Methodological Strengths

  • Nationwide, matched cohort linking primary and secondary care with large sample size.
  • Systematic cause-of-death adjudication using ICD-10 and chapter-level categorization.

Limitations

  • Observational design with residual confounding; cause-of-death misclassification possible.
  • Median follow-up relatively short; limited granularity on arrhythmic substrate and interventions.

Future Directions: Integrate EHR with imaging/ECG biomarkers to refine SCD risk in AF; prospective validation of SCD risk tools and targeted prevention strategies.
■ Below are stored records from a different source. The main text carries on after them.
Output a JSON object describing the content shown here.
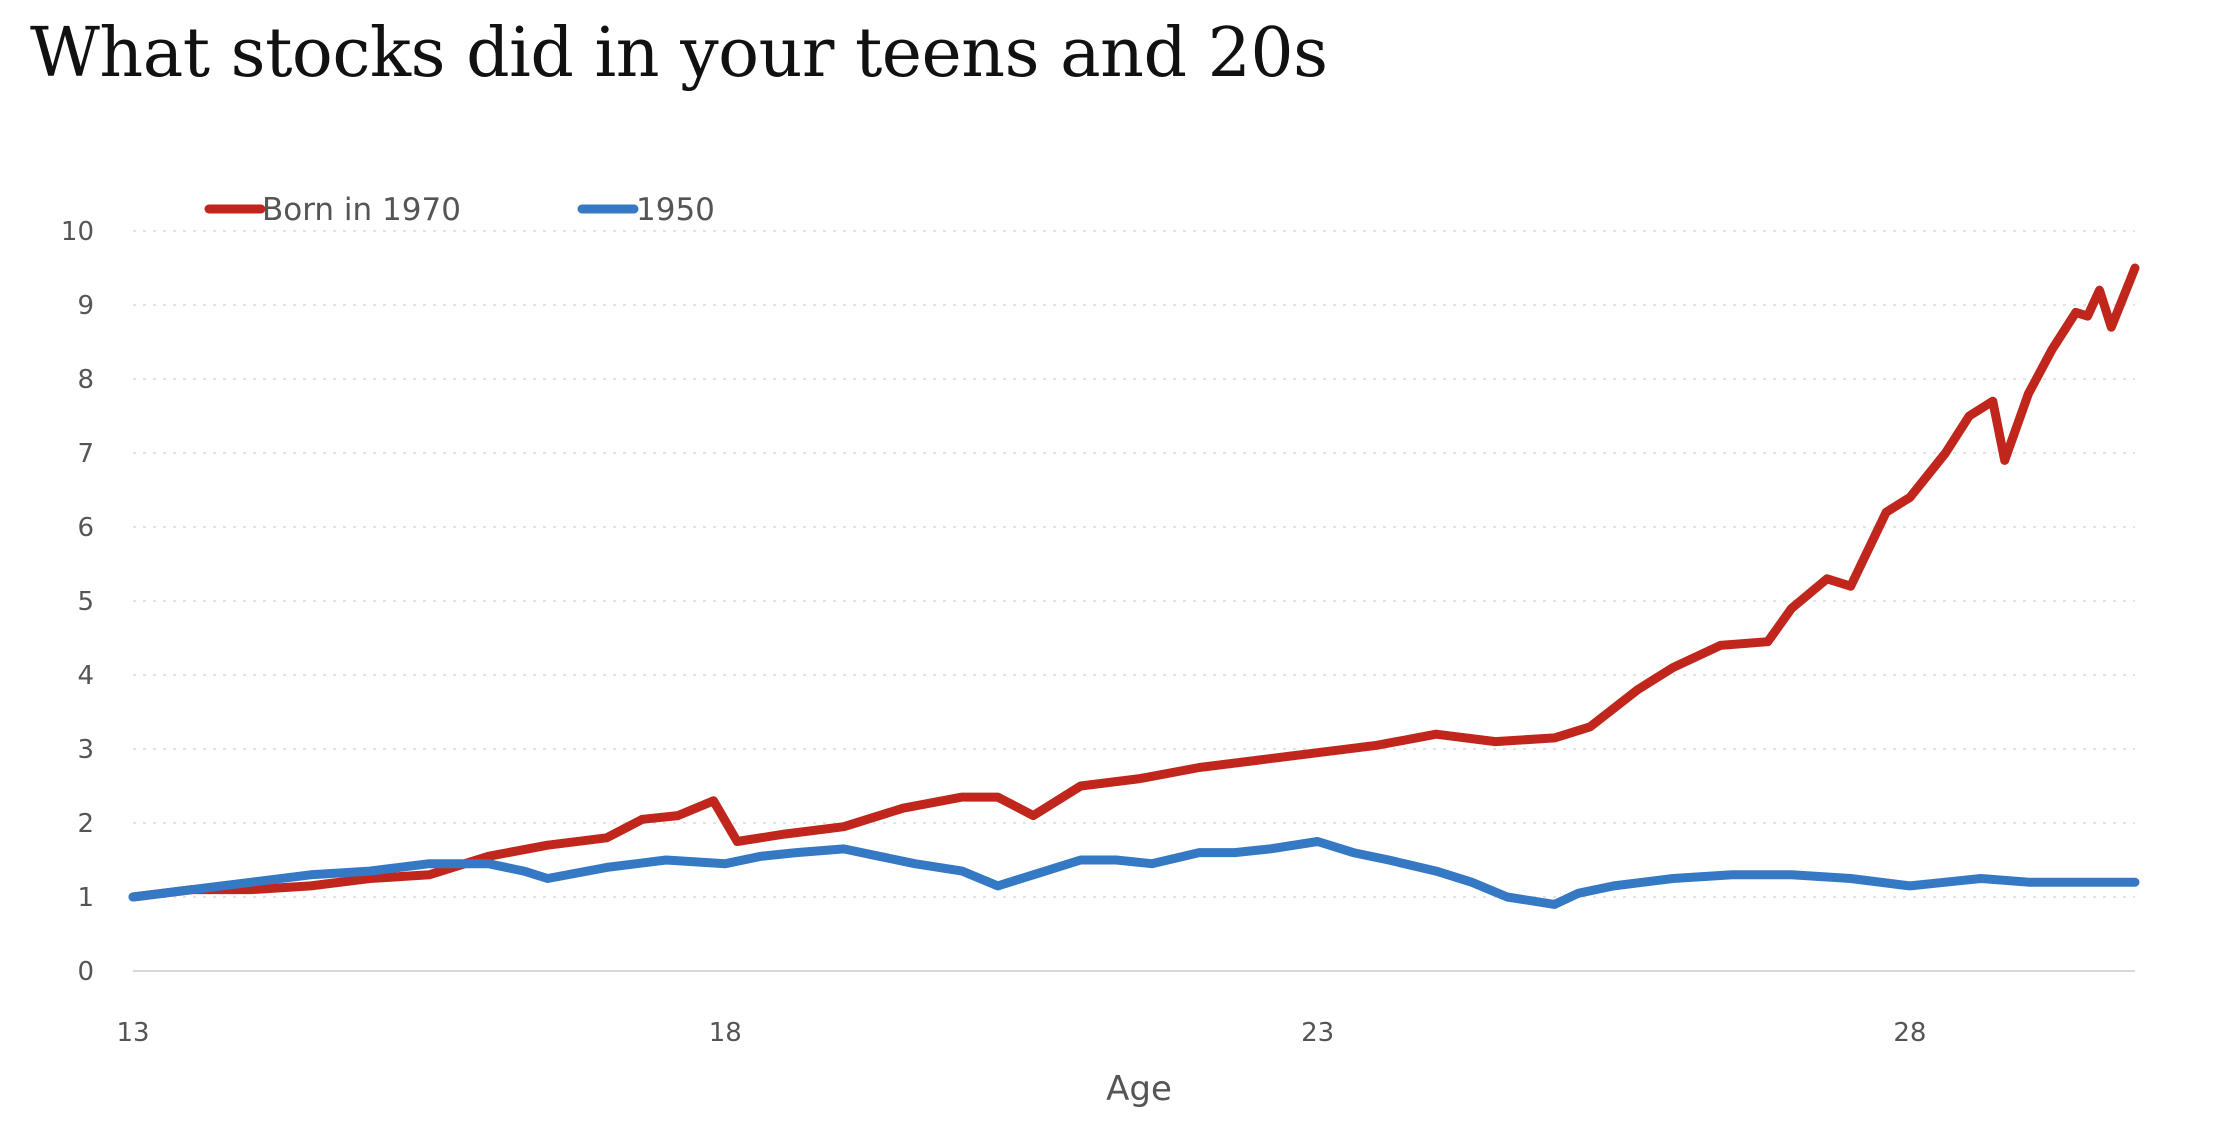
{
  "title": "What stocks did in your teens and 20s",
  "chart_data": {
    "type": "line",
    "title": "What stocks did in your teens and 20s",
    "xlabel": "Age",
    "ylabel": "",
    "xlim": [
      13,
      29.9
    ],
    "ylim": [
      0,
      10
    ],
    "x_ticks": [
      "13",
      "18",
      "23",
      "28"
    ],
    "y_ticks": [
      "0",
      "1",
      "2",
      "3",
      "4",
      "5",
      "6",
      "7",
      "8",
      "9",
      "10"
    ],
    "grid": "horizontal dotted",
    "legend_position": "top-left",
    "series": [
      {
        "name": "Born in 1970",
        "color": "#c0261c",
        "x": [
          13,
          13.5,
          14,
          14.5,
          15,
          15.5,
          16,
          16.5,
          17,
          17.3,
          17.6,
          17.9,
          18.1,
          18.5,
          19,
          19.5,
          20,
          20.3,
          20.6,
          21,
          21.5,
          22,
          22.5,
          23,
          23.5,
          24,
          24.5,
          25,
          25.3,
          25.7,
          26,
          26.4,
          26.8,
          27,
          27.3,
          27.5,
          27.8,
          28,
          28.3,
          28.5,
          28.7,
          28.8,
          29,
          29.2,
          29.4,
          29.5,
          29.6,
          29.7,
          29.9
        ],
        "values": [
          1.0,
          1.1,
          1.1,
          1.15,
          1.25,
          1.3,
          1.55,
          1.7,
          1.8,
          2.05,
          2.1,
          2.3,
          1.75,
          1.85,
          1.95,
          2.2,
          2.35,
          2.35,
          2.1,
          2.5,
          2.6,
          2.75,
          2.85,
          2.95,
          3.05,
          3.2,
          3.1,
          3.15,
          3.3,
          3.8,
          4.1,
          4.4,
          4.45,
          4.9,
          5.3,
          5.2,
          6.2,
          6.4,
          7.0,
          7.5,
          7.7,
          6.9,
          7.8,
          8.4,
          8.9,
          8.85,
          9.2,
          8.7,
          9.5
        ]
      },
      {
        "name": "1950",
        "color": "#3579c4",
        "x": [
          13,
          13.5,
          14,
          14.5,
          15,
          15.5,
          16,
          16.3,
          16.5,
          17,
          17.5,
          18,
          18.3,
          18.6,
          19,
          19.3,
          19.6,
          20,
          20.3,
          20.6,
          21,
          21.3,
          21.6,
          22,
          22.3,
          22.6,
          23,
          23.3,
          23.6,
          24,
          24.3,
          24.6,
          25,
          25.2,
          25.5,
          26,
          26.5,
          27,
          27.5,
          28,
          28.3,
          28.6,
          29,
          29.5,
          29.9
        ],
        "values": [
          1.0,
          1.1,
          1.2,
          1.3,
          1.35,
          1.45,
          1.45,
          1.35,
          1.25,
          1.4,
          1.5,
          1.45,
          1.55,
          1.6,
          1.65,
          1.55,
          1.45,
          1.35,
          1.15,
          1.3,
          1.5,
          1.5,
          1.45,
          1.6,
          1.6,
          1.65,
          1.75,
          1.6,
          1.5,
          1.35,
          1.2,
          1.0,
          0.9,
          1.05,
          1.15,
          1.25,
          1.3,
          1.3,
          1.25,
          1.15,
          1.2,
          1.25,
          1.2,
          1.2,
          1.2
        ]
      }
    ]
  }
}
AIMS: Causes of death remain largely unexplored in the atrial fibrillation (AF) population. We aimed to (i) thoroughly assess causes of death in patients with AF, especially those associated with sudden cardiac death (SCD) and (ii) evaluate the potential association between AF and SCD. METHODS AND RESULTS: Linked primary and secondary care United Kingdom Clinical Practice Research Datalink dataset comprising 6 529 382 individuals aged ≥18. We identified 214 222 patients with newly diagnosed AF, and an equivalent number of non-AF patients matched for age, sex and primary care practice. The underlying primary cause of death for each patient was assessed in the form of International Classification of Diseases Tenth Revision (ICD-10) codes and also as part of broader disease categories (i.e. ICD-10 chapters). FINDINGS: Over a median follow-up of 2.7 (interquartile range: 0.7-6.0) years, 124 781 (58.25%) patients with AF died. Sudden cardiac death occurred in 13 923 patients with AF [6.50% patients with AF vs. 2.01% non-AF patients; odds ratio (OR) = 3.38, 95% confidence interval (CI): 3.27-3.50, INTERPRETATION: Conditions of the circulatory system are the main driver of mortality in the AF population. Females with AF experience higher cardiovascular and respiratory mortality but die less frequently of neoplasms. The risk of SCD is higher in the AF population, occurring more frequently in males.